Starving the sturgeon
Frequent oil spills on the Caspian Sea are only part of the ecological degradation of the Caspian region. While under Soviet control, Baku's oil industry dumped approximately 30 million cubic feet of oil-based waste into the sea every day.

As a result, oil counted for 16 percent of the substance of the upper layer of Baku Bay’s sediment. Similar effects were the result of intensive dumping of oil-waste in the Northern Caspian, especially in the area near the Mengishlak oil fields, and off Cheleken on the Turkmen coast.

As the largest inland sea in the world, the Caspian has a unique and fragile environment. Whereas the temperature of the upper layer of water, to a depth of one hundred feet, varies greatly between summer and winter, its deeper waters have a constant low temperature.

These two levels of the sea are separated by a crucial ‘jump layer’ where phytoplankton grows.
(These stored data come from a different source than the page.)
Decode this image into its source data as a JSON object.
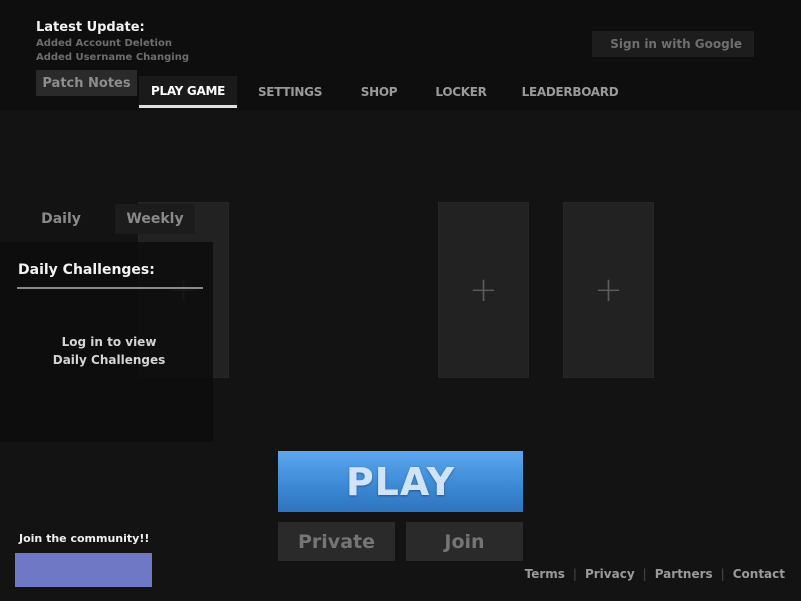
{
  "update": {
    "title": "Latest Update:",
    "lines": [
      "Added Account Deletion",
      "Added Username Changing"
    ],
    "patch_notes_label": "Patch Notes"
  },
  "auth": {
    "google_label": "Sign in with Google"
  },
  "nav": {
    "tabs": [
      {
        "label": "PLAY GAME",
        "active": true
      },
      {
        "label": "SETTINGS",
        "active": false
      },
      {
        "label": "SHOP",
        "active": false
      },
      {
        "label": "LOCKER",
        "active": false
      },
      {
        "label": "LEADERBOARD",
        "active": false
      }
    ]
  },
  "loadout": {
    "slot_icon": "+",
    "slots": 3
  },
  "challenges": {
    "tabs": [
      "Daily",
      "Weekly"
    ],
    "title": "Daily Challenges:",
    "message_line1": "Log in to view",
    "message_line2": "Daily Challenges"
  },
  "actions": {
    "play": "PLAY",
    "private": "Private",
    "join": "Join"
  },
  "community": {
    "label": "Join the community!!",
    "button_color": "#6f78c4"
  },
  "footer": {
    "links": [
      "Terms",
      "Privacy",
      "Partners",
      "Contact"
    ]
  },
  "colors": {
    "accent_play": "#3d8ad6",
    "background": "#131313"
  }
}
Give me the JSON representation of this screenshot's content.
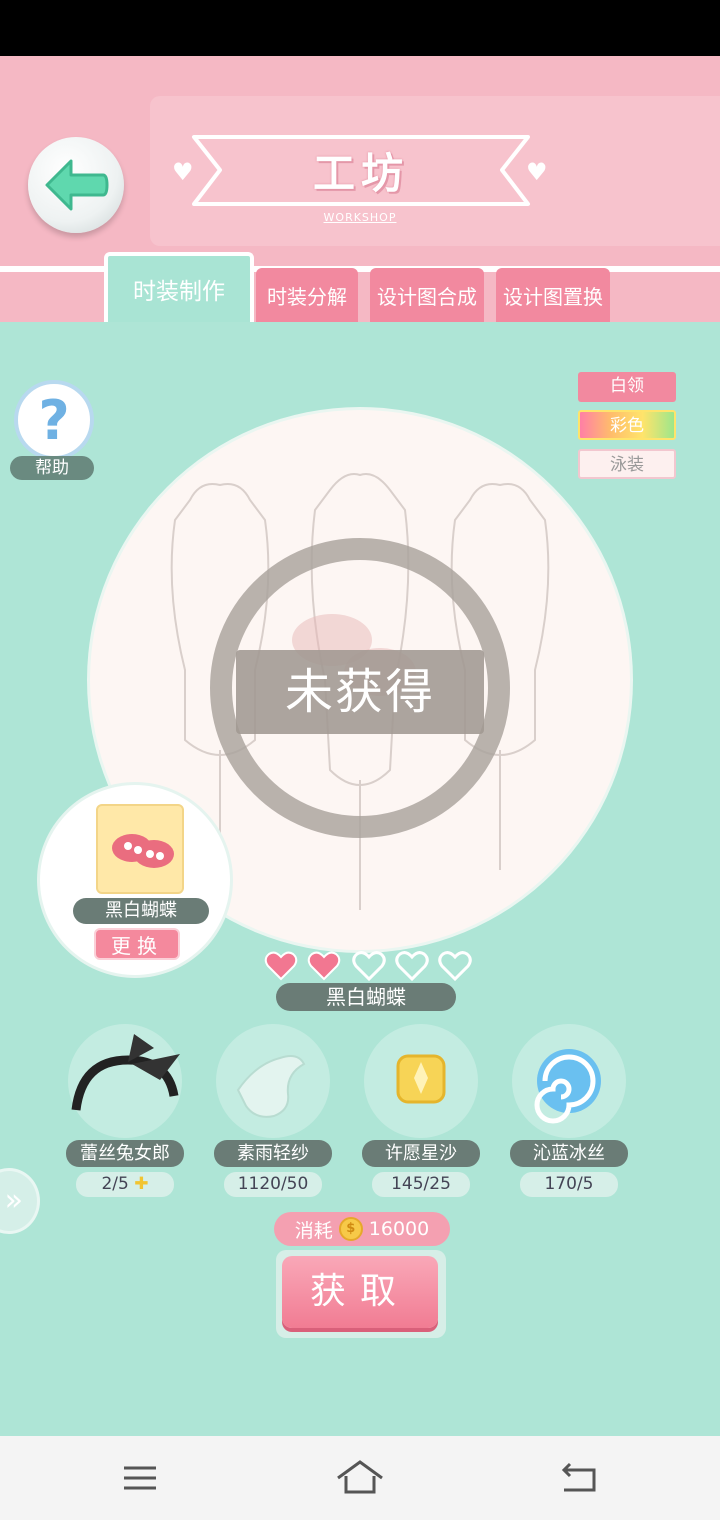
{
  "header": {
    "title": "工坊",
    "subtitle": "WORKSHOP"
  },
  "tabs": [
    {
      "label": "时装制作",
      "active": true
    },
    {
      "label": "时装分解",
      "active": false
    },
    {
      "label": "设计图合成",
      "active": false
    },
    {
      "label": "设计图置换",
      "active": false
    }
  ],
  "help": {
    "label": "帮助"
  },
  "filters": [
    {
      "label": "白领"
    },
    {
      "label": "彩色"
    },
    {
      "label": "泳装"
    }
  ],
  "stage": {
    "status": "未获得"
  },
  "design": {
    "name": "黑白蝴蝶",
    "swap_label": "更换"
  },
  "item": {
    "name": "黑白蝴蝶",
    "hearts_filled": 2,
    "hearts_total": 5
  },
  "materials": [
    {
      "name": "蕾丝兔女郎",
      "count": "2/5",
      "icon": "lace-bunny-headband-icon"
    },
    {
      "name": "素雨轻纱",
      "count": "1120/50",
      "icon": "gauze-fabric-icon"
    },
    {
      "name": "许愿星沙",
      "count": "145/25",
      "icon": "star-sand-gem-icon"
    },
    {
      "name": "沁蓝冰丝",
      "count": "170/5",
      "icon": "blue-ice-silk-icon"
    }
  ],
  "cost": {
    "label": "消耗",
    "amount": "16000"
  },
  "obtain": {
    "label": "获取"
  },
  "colors": {
    "pink": "#f2899f",
    "mint": "#aee5d6",
    "active_tab": "#a9e4d4"
  }
}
Its volume is sustained by photosynthesis and it feeds on microorganisms present in the deeper waters all year long, and in the upper waters during the winter months. In turn, phytoplankton serves as food for zooplankton, which in turn is consumed as food by the Caspian’s smaller fish.

In turn, seals and seabirds from the shore feed on the these fish.

The Caspian’s lesser sturgeons, known as sevruga and ossetra, feed on micro-organisms, while the larger predatory beluga eat the sea’s smaller fish.

Discharges of oil, "oil-water" and other wastes during the second half of the 20th century have raised temperatures in the Caspian deep-sea water. As a result the all-important jump-layer in these now-too-warm waters has sunk by several yards, thus diminishing the level of photosynthesis and thereby severely disrupted the Caspian Sea’s entire food-chain.

Since the late 1970s, the sturgeon population (90% of the world's sturgeons live in the Caspian) has been reduced to less than half its previous size. And even most of those sturgeon spared by contamination have ended up in the nets of illegal poachers, who accounted for 90 percent of the catch over the last decade. This past summer, Azerbaijan has accepted an international moratorium on sturgeon catch, in a last ditch effort to save the species.

Ever since independence, succeeding governments of Azerbaijan have attempted to catch up with the harsh reality of the country‘s damaged environment. The decline of the national industry has stopped the outflow of heavy metals, mercury and other heavy contaminants to some extent. But funding for a major clean-up operation has never been made available.

As for foreign oil companies, they are now obliged by law to present ecological assessment reports before each drilling operation starts.

While in every such report it is admitted that major spills following drilling accidents do cause severe damage to the marine environment, foreign firms tend to minimize the risk of such spills.

What’s more, some oil companies still dump fluid waste from their appraisal wells into the sea, claiming that the damage inflicted on the environment by doing this is "negligible."

On shore, similar ambiguities persist. Attempts to integrate Baku’s drinking water supplies and sewage system into a water recycling circuit have been halted time and again, due to local authorities’ reluctance to contribute funds to it, or at least give investors the necessary guarantees to support such a project.

In the countryside, onshore oil fields continue to leak crude oil and tar into the environment, and little can be done to stop it.

Meanwhile, used fertilizers, pesticides and herbicides keep accumulating in the surface water; and, in cases where after privatization operations manufacturing plants resume their activity without stopping dumping their waste, authorities have a hard time making such newly-managed firm face the legal consequences.

This past summer, the new minister of ecological affairs, Professor Husseyn Bagirov, dismissed most of the ministry’s old staff for incompetence, and Bagirov is now trying to form a new team whose expertise and zeal should meet the immense target. Only time will tell, however, if Bagirov has arrived in time to save the country’s environment from permanent damage.